Looking through kibana logs, we found the following error happening quite often (in the storage):

[2019-08-20 00:39:25,728: ERROR/ForkPoolWorker-88373] Loading failure, updating to `partial` status
Traceback (most recent call last):
  File "/usr/lib/python3/dist-packages/swh/loader/core/loader.py", line 896, in load
    self.store_data()
  File "/usr/lib/python3/dist-packages/swh/loader/core/loader.py", line 1003, in store_data
    self.send_batch_contents(self.get_contents())
  File "/usr/lib/python3/dist-packages/swh/loader/core/loader.py", line 649, in send_batch_contents
    packet_size_bytes=packet_size_bytes)
  File "/usr/lib/python3/dist-packages/swh/loader/core/loader.py", line 41, in send_in_packets
    sender(formatted_objects)
  File "/usr/lib/python3/dist-packages/retrying.py", line 49, in wrapped_f
    return Retrying(*dargs, **dkw).call(f, *args, **kw)
  File "/usr/lib/python3/dist-packages/retrying.py", line 206, in call
    return attempt.get(self._wrap_exception)
  File "/usr/lib/python3/dist-packages/retrying.py", line 247, in get
    six.reraise(self.value[0], self.value[1], self.value[2])
  File "/usr/lib/python3/dist-packages/six.py", line 686, in reraise
    raise value
  File "/usr/lib/python3/dist-packages/retrying.py", line 200, in call
    attempt = Attempt(fn(*args, **kwargs), attempt_number, False)
  File "/usr/lib/python3/dist-packages/swh/loader/core/loader.py", line 400, in send_contents
    result = self.storage.content_add(content_list)
  File "/usr/lib/python3/dist-packages/swh/storage/api/client.py", line 24, in content_add
    return self.post('content/add', {'content': content})
  File "/usr/lib/python3/dist-packages/swh/core/api/__init__.py", line 198, in post
    return self._decode_response(response)
  File "/usr/lib/python3/dist-packages/swh/core/api/__init__.py", line 230, in _decode_response
    raise pickle.loads(decode_response(response))
swh.storage.HashCollision: sha1

Occurrences:

root@uffizi:~# zgrep -c "swh.storage.HashCollision" /var/log/syslog.*
/var/log/syslog.1:168
/var/log/syslog.2.gz:152
/var/log/syslog.3.gz:136
/var/log/syslog.4.gz:127
/var/log/syslog.5.gz:168
/var/log/syslog.6.gz:112
/var/log/syslog.7.gz:137

Event Timeline

ardumont created this task.
ardumont created this object in space Restricted Space.
ardumont created this object with visibility "Developers (Project)".
olasd shifted this object from the Restricted Space space to the S1 Public space.Sep 30 2019, 1:32 PM
olasd changed the visibility from "Developers (Project)" to "Public (No Login Required)".

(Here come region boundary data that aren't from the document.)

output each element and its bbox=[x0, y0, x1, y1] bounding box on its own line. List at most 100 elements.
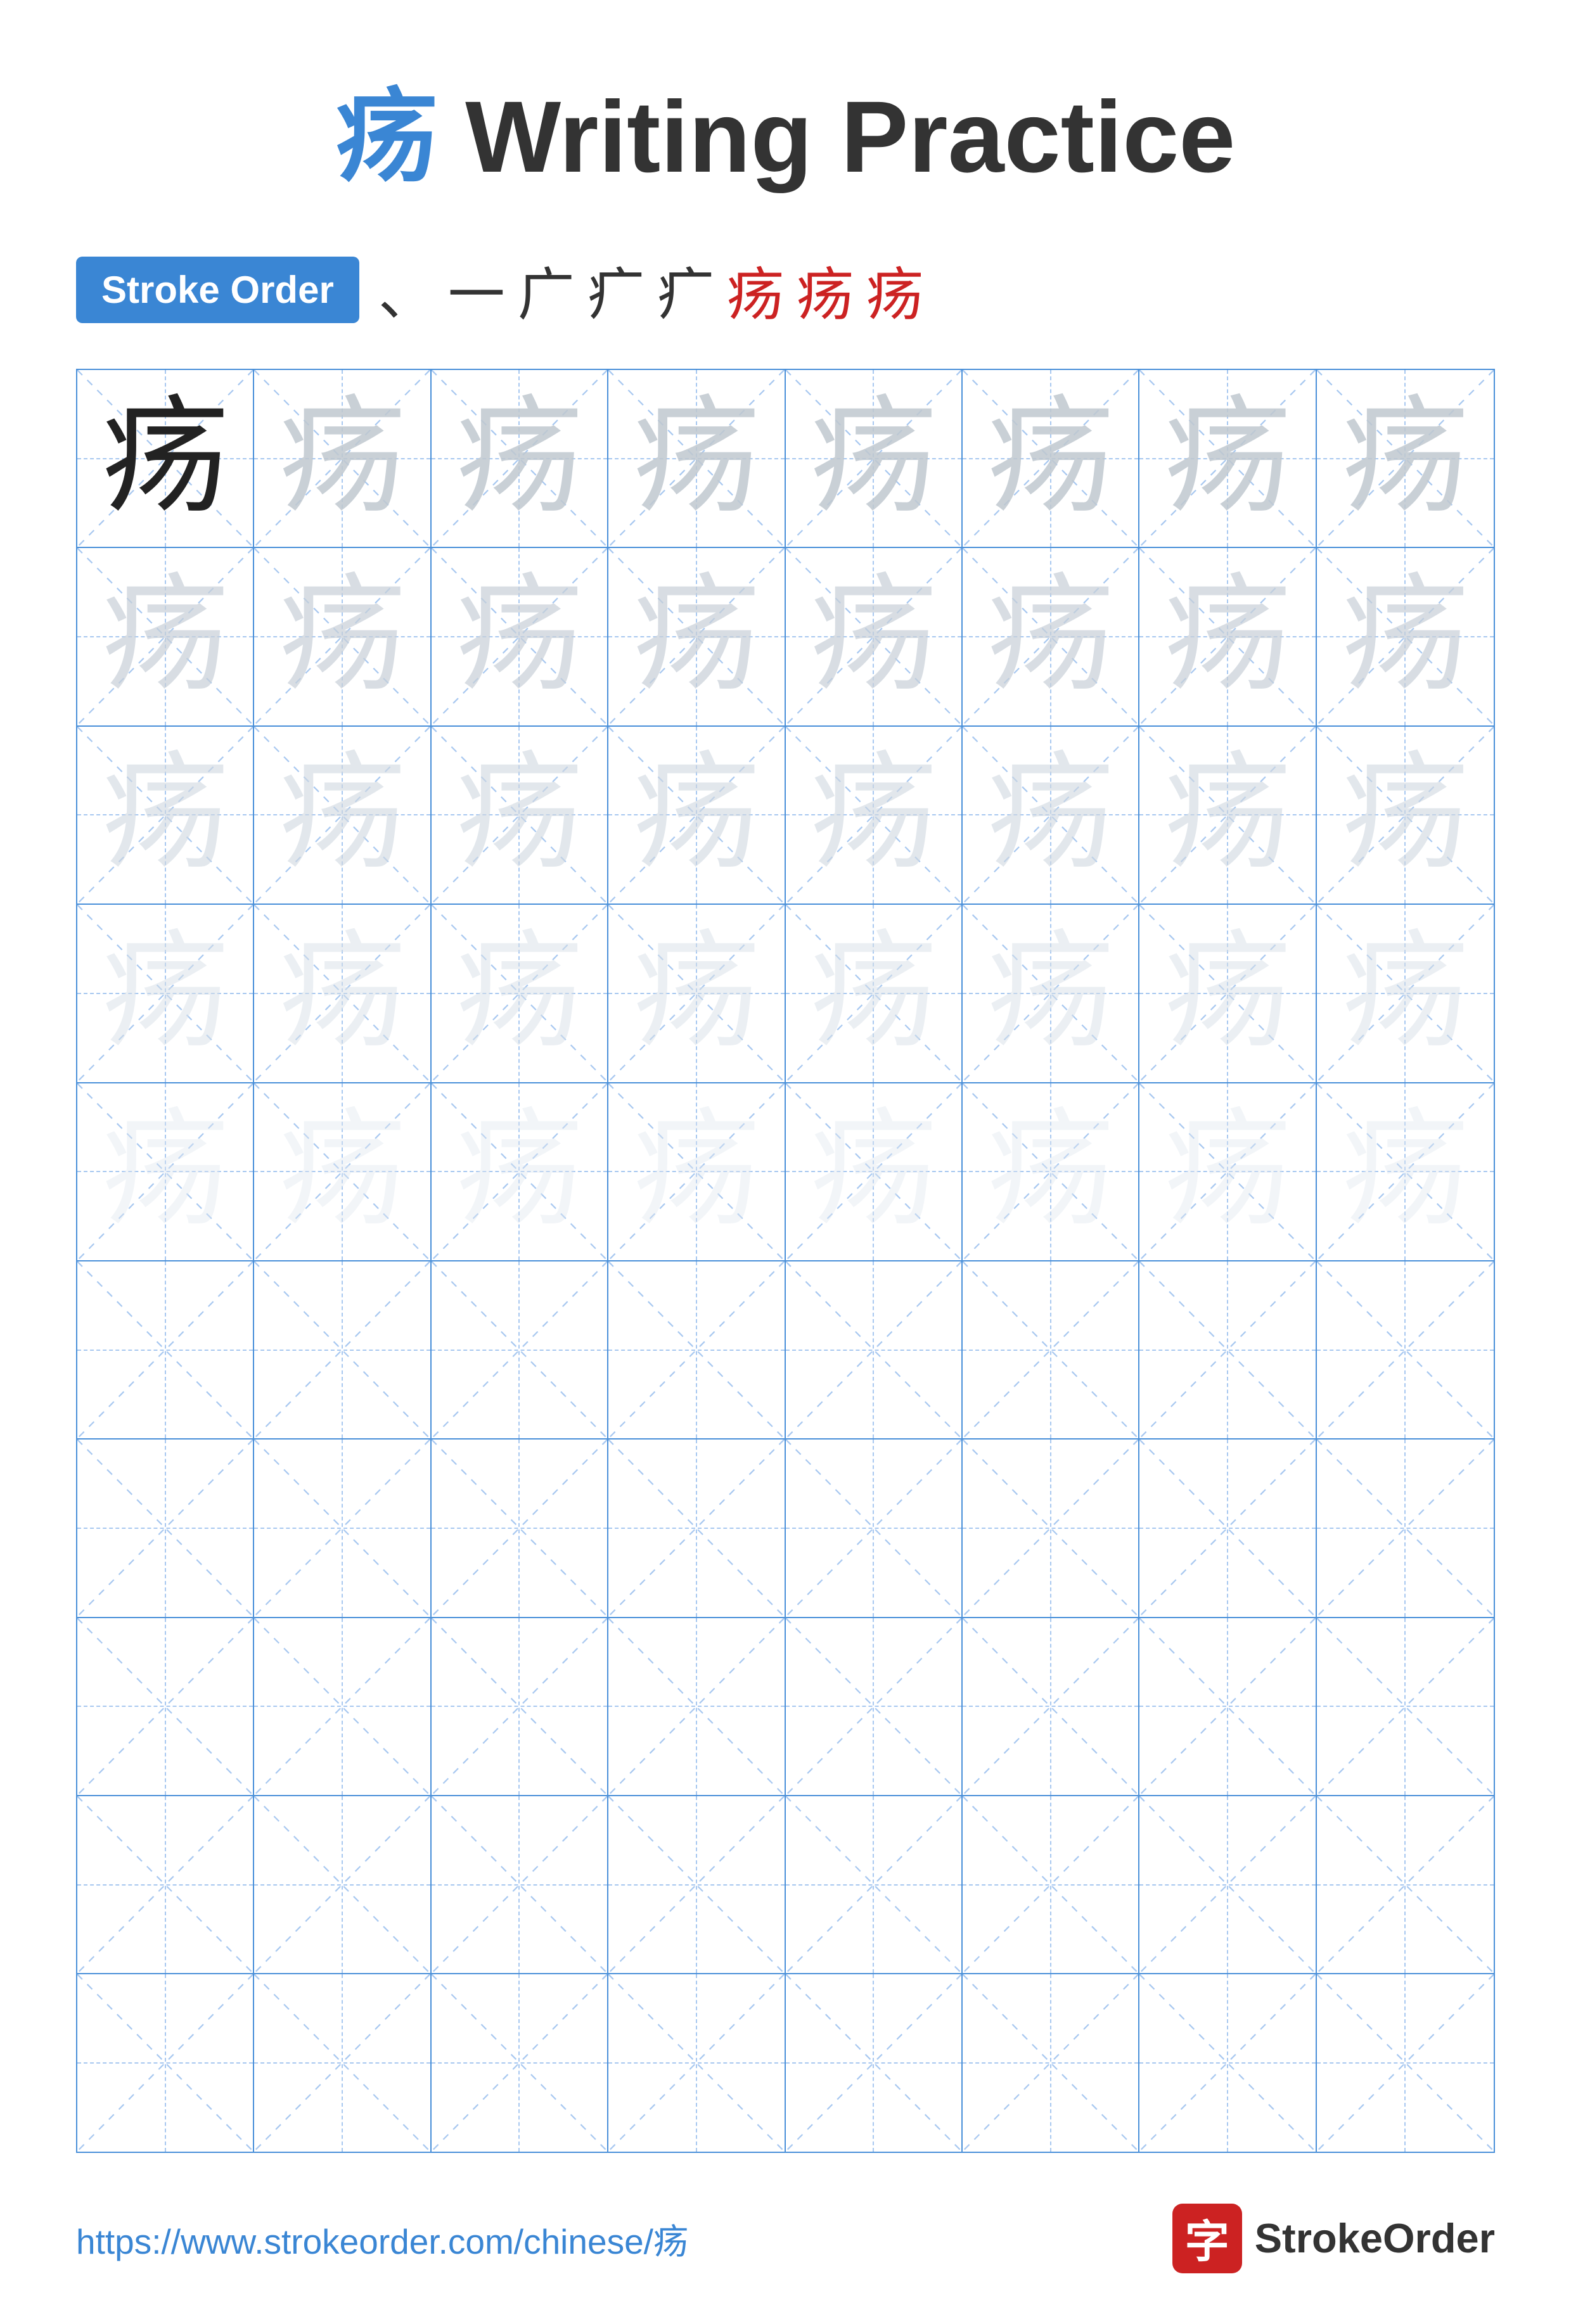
cell-5-2[interactable]: 疡 bbox=[254, 1083, 431, 1260]
cell-9-2[interactable] bbox=[254, 1796, 431, 1973]
cell-9-8[interactable] bbox=[1317, 1796, 1494, 1973]
cell-1-6[interactable]: 疡 bbox=[963, 370, 1139, 547]
cell-6-3[interactable] bbox=[432, 1261, 608, 1438]
cell-2-7[interactable]: 疡 bbox=[1139, 548, 1316, 725]
cell-7-8[interactable] bbox=[1317, 1440, 1494, 1616]
cell-8-4[interactable] bbox=[608, 1618, 785, 1795]
cell-7-6[interactable] bbox=[963, 1440, 1139, 1616]
cell-8-3[interactable] bbox=[432, 1618, 608, 1795]
char-cell-2-2: 疡 bbox=[279, 573, 406, 700]
cell-6-5[interactable] bbox=[786, 1261, 963, 1438]
cell-4-8[interactable]: 疡 bbox=[1317, 905, 1494, 1082]
cell-6-8[interactable] bbox=[1317, 1261, 1494, 1438]
stroke-seq-6: 疡 bbox=[727, 248, 784, 331]
cell-8-6[interactable] bbox=[963, 1618, 1139, 1795]
cell-10-1[interactable] bbox=[77, 1974, 254, 2151]
cell-1-1[interactable]: 疡 bbox=[77, 370, 254, 547]
cell-3-6[interactable]: 疡 bbox=[963, 727, 1139, 903]
cell-7-5[interactable] bbox=[786, 1440, 963, 1616]
char-cell-2-6: 疡 bbox=[987, 573, 1114, 700]
cell-3-2[interactable]: 疡 bbox=[254, 727, 431, 903]
cell-5-5[interactable]: 疡 bbox=[786, 1083, 963, 1260]
cell-1-7[interactable]: 疡 bbox=[1139, 370, 1316, 547]
cell-10-8[interactable] bbox=[1317, 1974, 1494, 2151]
cell-3-3[interactable]: 疡 bbox=[432, 727, 608, 903]
cell-9-1[interactable] bbox=[77, 1796, 254, 1973]
cell-10-3[interactable] bbox=[432, 1974, 608, 2151]
cell-6-7[interactable] bbox=[1139, 1261, 1316, 1438]
char-cell-1-5: 疡 bbox=[810, 395, 937, 522]
cell-8-1[interactable] bbox=[77, 1618, 254, 1795]
cell-4-4[interactable]: 疡 bbox=[608, 905, 785, 1082]
cell-4-3[interactable]: 疡 bbox=[432, 905, 608, 1082]
char-cell-5-3: 疡 bbox=[456, 1108, 582, 1235]
cell-5-1[interactable]: 疡 bbox=[77, 1083, 254, 1260]
cell-2-4[interactable]: 疡 bbox=[608, 548, 785, 725]
char-cell-2-4: 疡 bbox=[633, 573, 760, 700]
cell-4-7[interactable]: 疡 bbox=[1139, 905, 1316, 1082]
cell-3-8[interactable]: 疡 bbox=[1317, 727, 1494, 903]
char-cell-4-4: 疡 bbox=[633, 930, 760, 1057]
cell-7-4[interactable] bbox=[608, 1440, 785, 1616]
stroke-seq-4: 疒 bbox=[587, 248, 644, 331]
cell-10-7[interactable] bbox=[1139, 1974, 1316, 2151]
cell-5-8[interactable]: 疡 bbox=[1317, 1083, 1494, 1260]
cell-4-6[interactable]: 疡 bbox=[963, 905, 1139, 1082]
cell-4-5[interactable]: 疡 bbox=[786, 905, 963, 1082]
cell-1-2[interactable]: 疡 bbox=[254, 370, 431, 547]
cell-1-4[interactable]: 疡 bbox=[608, 370, 785, 547]
footer-url-link[interactable]: https://www.strokeorder.com/chinese/疡 bbox=[76, 2213, 688, 2264]
cell-2-2[interactable]: 疡 bbox=[254, 548, 431, 725]
cell-6-4[interactable] bbox=[608, 1261, 785, 1438]
cell-10-6[interactable] bbox=[963, 1974, 1139, 2151]
cell-2-3[interactable]: 疡 bbox=[432, 548, 608, 725]
cell-5-4[interactable]: 疡 bbox=[608, 1083, 785, 1260]
cell-10-5[interactable] bbox=[786, 1974, 963, 2151]
cell-2-5[interactable]: 疡 bbox=[786, 548, 963, 725]
cell-1-5[interactable]: 疡 bbox=[786, 370, 963, 547]
grid-row-3: 疡 疡 疡 疡 疡 疡 疡 bbox=[77, 727, 1494, 905]
cell-8-2[interactable] bbox=[254, 1618, 431, 1795]
char-cell-1-8: 疡 bbox=[1342, 395, 1468, 522]
grid-row-10 bbox=[77, 1974, 1494, 2151]
cell-7-1[interactable] bbox=[77, 1440, 254, 1616]
cell-6-2[interactable] bbox=[254, 1261, 431, 1438]
logo-icon: 字 bbox=[1172, 2204, 1242, 2273]
cell-8-8[interactable] bbox=[1317, 1618, 1494, 1795]
cell-4-2[interactable]: 疡 bbox=[254, 905, 431, 1082]
cell-4-1[interactable]: 疡 bbox=[77, 905, 254, 1082]
cell-9-5[interactable] bbox=[786, 1796, 963, 1973]
stroke-order-row: Stroke Order 、 一 广 疒 疒 疡 疡 疡 bbox=[76, 248, 1495, 331]
cell-5-3[interactable]: 疡 bbox=[432, 1083, 608, 1260]
cell-9-7[interactable] bbox=[1139, 1796, 1316, 1973]
cell-6-1[interactable] bbox=[77, 1261, 254, 1438]
cell-5-6[interactable]: 疡 bbox=[963, 1083, 1139, 1260]
cell-2-1[interactable]: 疡 bbox=[77, 548, 254, 725]
cell-3-1[interactable]: 疡 bbox=[77, 727, 254, 903]
cell-7-2[interactable] bbox=[254, 1440, 431, 1616]
cell-2-6[interactable]: 疡 bbox=[963, 548, 1139, 725]
cell-9-6[interactable] bbox=[963, 1796, 1139, 1973]
cell-8-7[interactable] bbox=[1139, 1618, 1316, 1795]
cell-9-3[interactable] bbox=[432, 1796, 608, 1973]
char-cell-4-2: 疡 bbox=[279, 930, 406, 1057]
cell-1-8[interactable]: 疡 bbox=[1317, 370, 1494, 547]
char-cell-3-4: 疡 bbox=[633, 751, 760, 878]
cell-10-4[interactable] bbox=[608, 1974, 785, 2151]
cell-10-2[interactable] bbox=[254, 1974, 431, 2151]
cell-3-7[interactable]: 疡 bbox=[1139, 727, 1316, 903]
cell-5-7[interactable]: 疡 bbox=[1139, 1083, 1316, 1260]
cell-7-7[interactable] bbox=[1139, 1440, 1316, 1616]
char-cell-1-6: 疡 bbox=[987, 395, 1114, 522]
cell-7-3[interactable] bbox=[432, 1440, 608, 1616]
cell-1-3[interactable]: 疡 bbox=[432, 370, 608, 547]
char-cell-4-3: 疡 bbox=[456, 930, 582, 1057]
cell-3-5[interactable]: 疡 bbox=[786, 727, 963, 903]
cell-9-4[interactable] bbox=[608, 1796, 785, 1973]
grid-row-1: 疡 疡 疡 疡 疡 疡 疡 bbox=[77, 370, 1494, 548]
grid-row-9 bbox=[77, 1796, 1494, 1974]
cell-8-5[interactable] bbox=[786, 1618, 963, 1795]
cell-3-4[interactable]: 疡 bbox=[608, 727, 785, 903]
cell-6-6[interactable] bbox=[963, 1261, 1139, 1438]
cell-2-8[interactable]: 疡 bbox=[1317, 548, 1494, 725]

This is a race condition that happens when two different workers are loading the exact same content in parallel transactions.

I've added a diff with a minimal reproducer.

zack renamed this task from Investigate hash collision error to race condition during concurrent loading of the same objects from multiple origins.Oct 1 2019, 10:58 AM

tagged and deployed (loaders are mostly restarted or in progress)

ardumont claimed this task.

This can be closed now thanks to D2977.